SWAISC is a large collaborative project involving researchers around the world. The UK team is made up of researchers in Imperial, Exeter, Leeds, Durham and BAS covering expertise in ice sheet modelling, sedimentology, provenance and geomorphology. At UCL we will conduct thermochronometric dating and provenance analyses on samples collected from Antarctica. These are detrital samples and provide information about how the topography has changed under the ice and how glaciers have responded to climatic changes. UCL Earth Sciences is one of the oldest centres for earth and planetary sciences in the UK. Situated in Bloomsbury in the heart of London, the department’s location is ideal for taking full advantage of the city’s cultural facilities for study and leisure, which are unmatched nationwide. The British Library and the British Museum are close by, and other great museums and art galleries – from the Tate, Tate Modern and National Gallery to the Science Museum, the Natural History Museum and the Victoria and Albert Museum - are within minutes by underground.

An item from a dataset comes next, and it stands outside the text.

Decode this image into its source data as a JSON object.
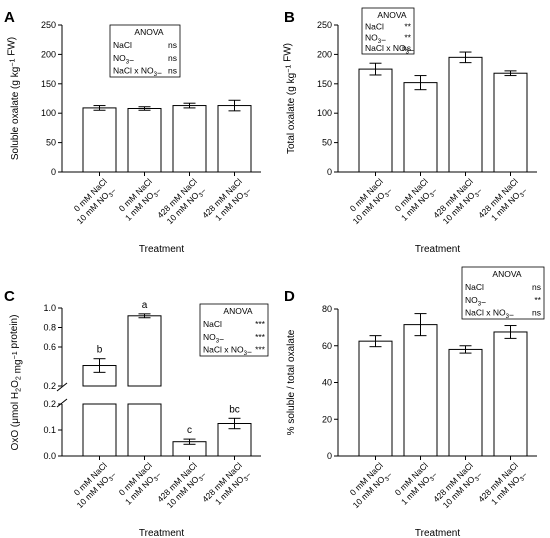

We are inviting applications for a Research Fellow with a strong background in thermochronometry to join our new NERC-funded Project SWAIS2C – Sensitivity of the West Antarctic Ice Sheet to 2 Degrees Celsius of Warming. The position will be held in the UCL Geochronology Centre in the Department of Earth Sciences and will continue for 15 months in the first instance. The successful candidate will investigate geomorphic evolution under the ice from the inception of glaciation to the present day. The is will involve low-temperature thermochronometric dating of detrial apatite crystals. The project will require sample preparation, and laboratory work in the London Geochronology Centre. We will also use numerical models to interpret thermochronometric data and reconstruct potential past landscapes. The candidate will also travel to New Zealand to collect detrital material and inspect recovered cores. The main purpose of the job is to collect unique data constraining topographic develop below the West Antarctic Ice Sheet, develop novel inverse methods to maximise the amount of data that can be recovered from detrital dataset, and to work closely with ice sheet models to simulate ice extends and erosion on derived topography.